A client asks about the disadvantages of the contraceptive sponge. Which of the following would the nurse include?
- A. It is difficult to insert and remove.
- B. It provides protection against STIs.
- C. It can be left in place for up to 48 hours.
- D. It is highly effective for women who have given birth.
Correct Answer: A
Rationale: The contraceptive sponge can be difficult to insert and remove, especially for some users. It does not protect against STIs, can be left in place for up to 24 hours (not 48), and is less effective for women who have given birth due to changes in vaginal anatomy.

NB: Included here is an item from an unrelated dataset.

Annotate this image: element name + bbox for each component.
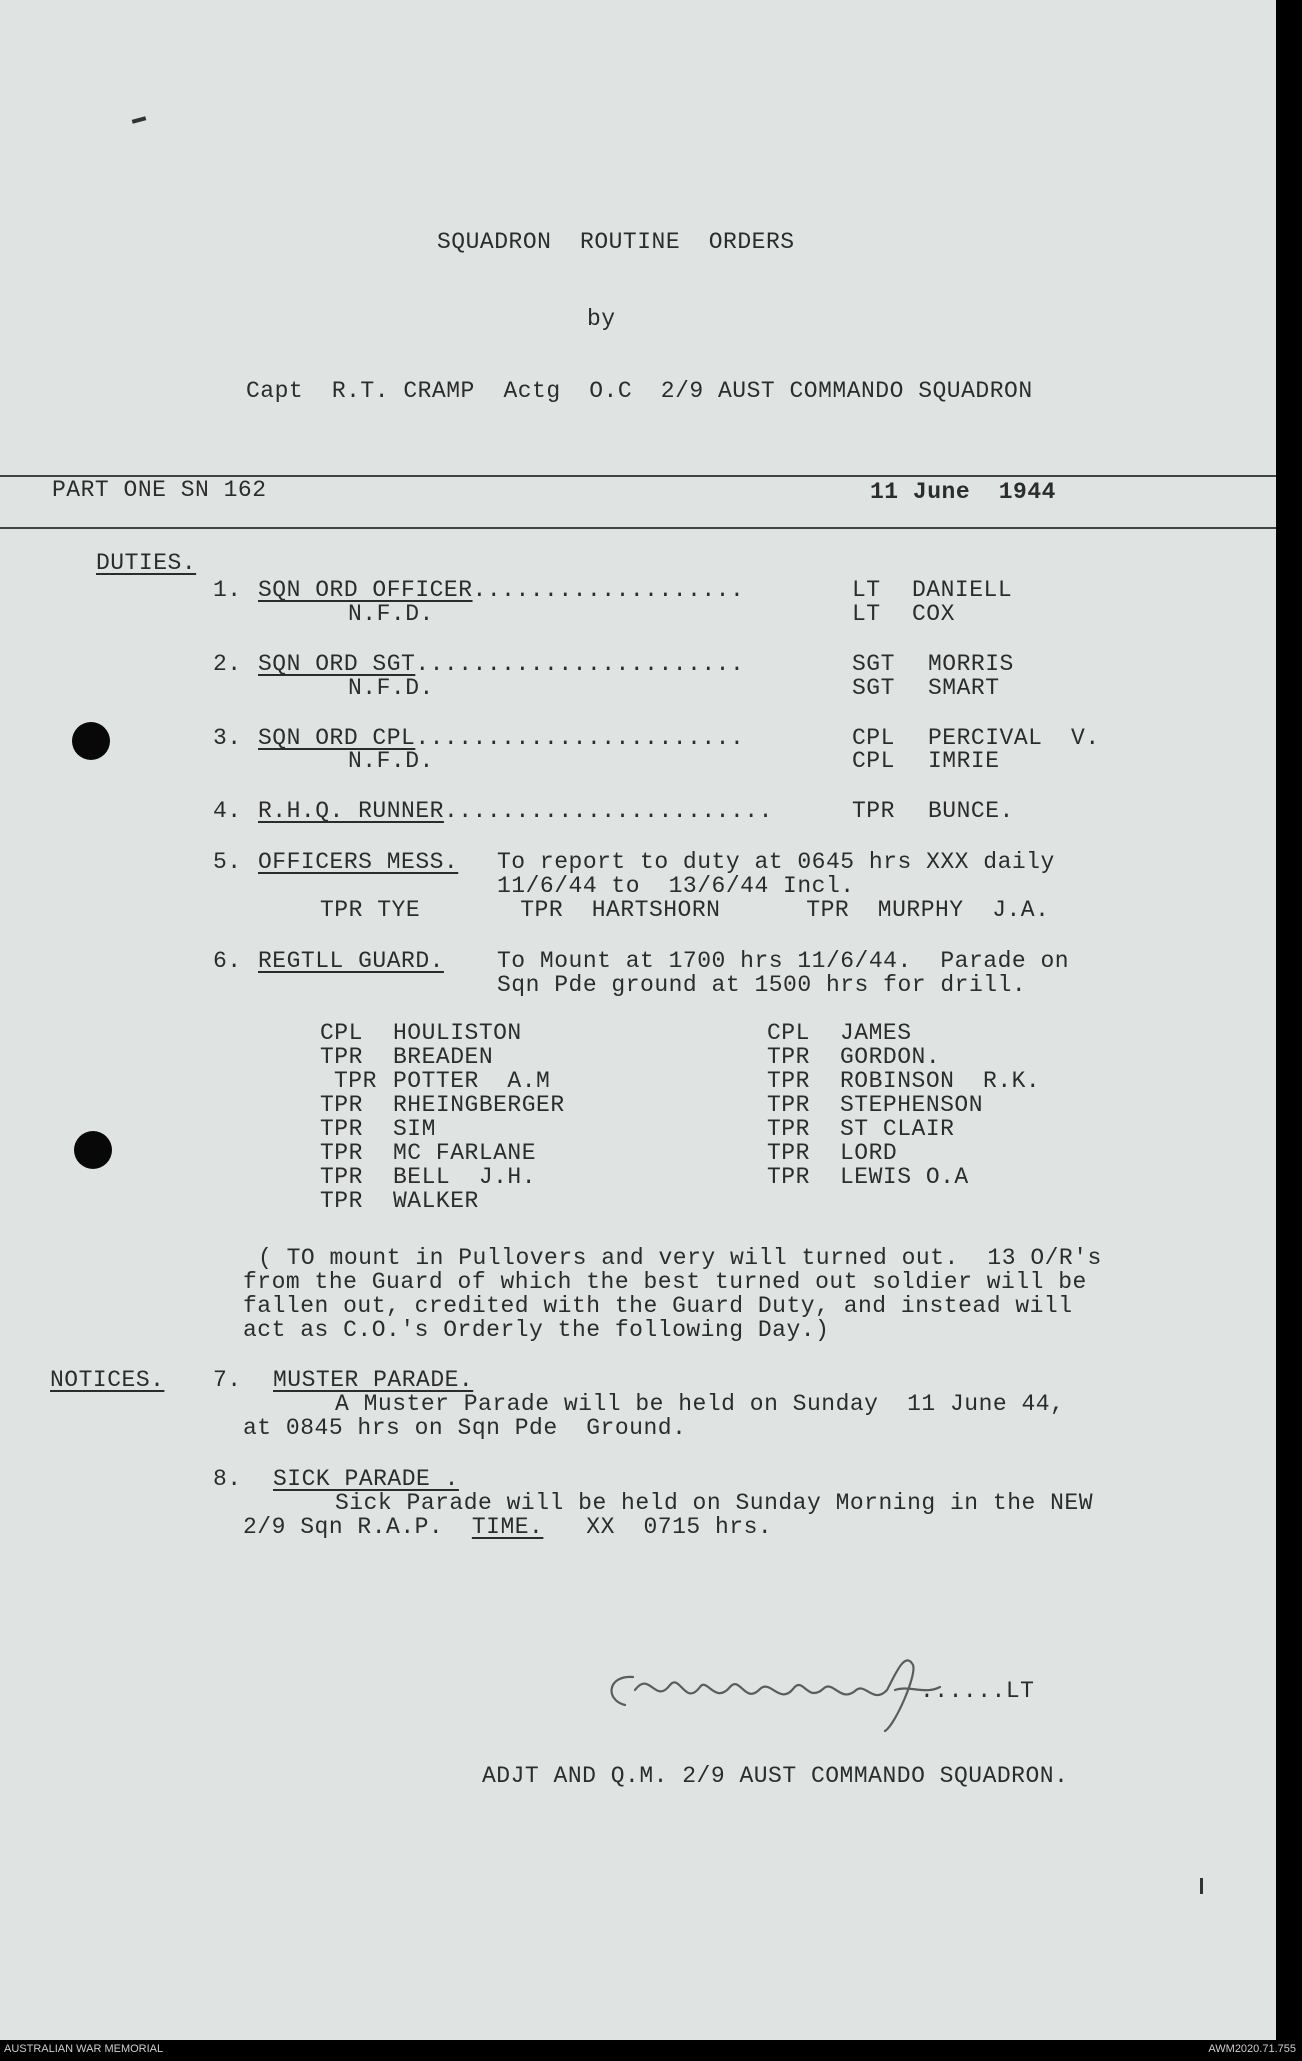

While assisting a primiparous client with her first breast-feeding session, which of the following actions should the nurse instruct the mother to do to stimulate the neonate to open the mouth and grasp the nipple?
- A. Pull down gently on the neonate's chin and insert the nipple.
- B. Squeeze both of the neonate's cheeks simultaneously.
- C. Place the nipple into the neonate's mouth on top of the tongue.
- D. Brush the neonate's lips lightly with the nipple.
Correct Answer: D
Rationale: Brushing the neonate's lips with the nipple stimulates the rooting reflex, encouraging the mouth to open.
A male neonate born at 36 weeks' gestation is admitted to the neonatal intensive care nursery with a diagnosis of probable fetal alcohol syndrome (FAS). The mother visits the nursery soon after the neonate is admitted. Which of the following instructions should the nurse expect to include when developing the teaching plan for the mother about FAS?
- A. Withdrawal symptoms usually do not occur until 7 days postpartum.
- B. Large-for-gestational-age size is common with this condition.
- C. Facial deformities associated with FAS can be corrected by plastic surgery.
- D. Symptoms of withdrawal include tremors, sleeplessness, and seizures.
Correct Answer: D
Rationale: Symptoms of withdrawal in FAS include tremors, sleeplessness, and seizures due to neurological effects of alcohol exposure.
At a home visit, the nurse assesses a neonate delivered vaginally at 41 weeks' gestation 5 days ago, noting the following findings: frequent hiccups; loose, watery stool in diaper; red rash on face; and dry, peeling skin; which of these findings warrants further assessment?
- A. Frequent hiccups.
- B. Loose, watery stool in diaper.
- C. Pink papular vesicles on the face.
- D. Dry, peeling skin.
Correct Answer: B
Rationale: Loose, watery stool may indicate diarrhea, which requires further assessment to rule out infection or malabsorption.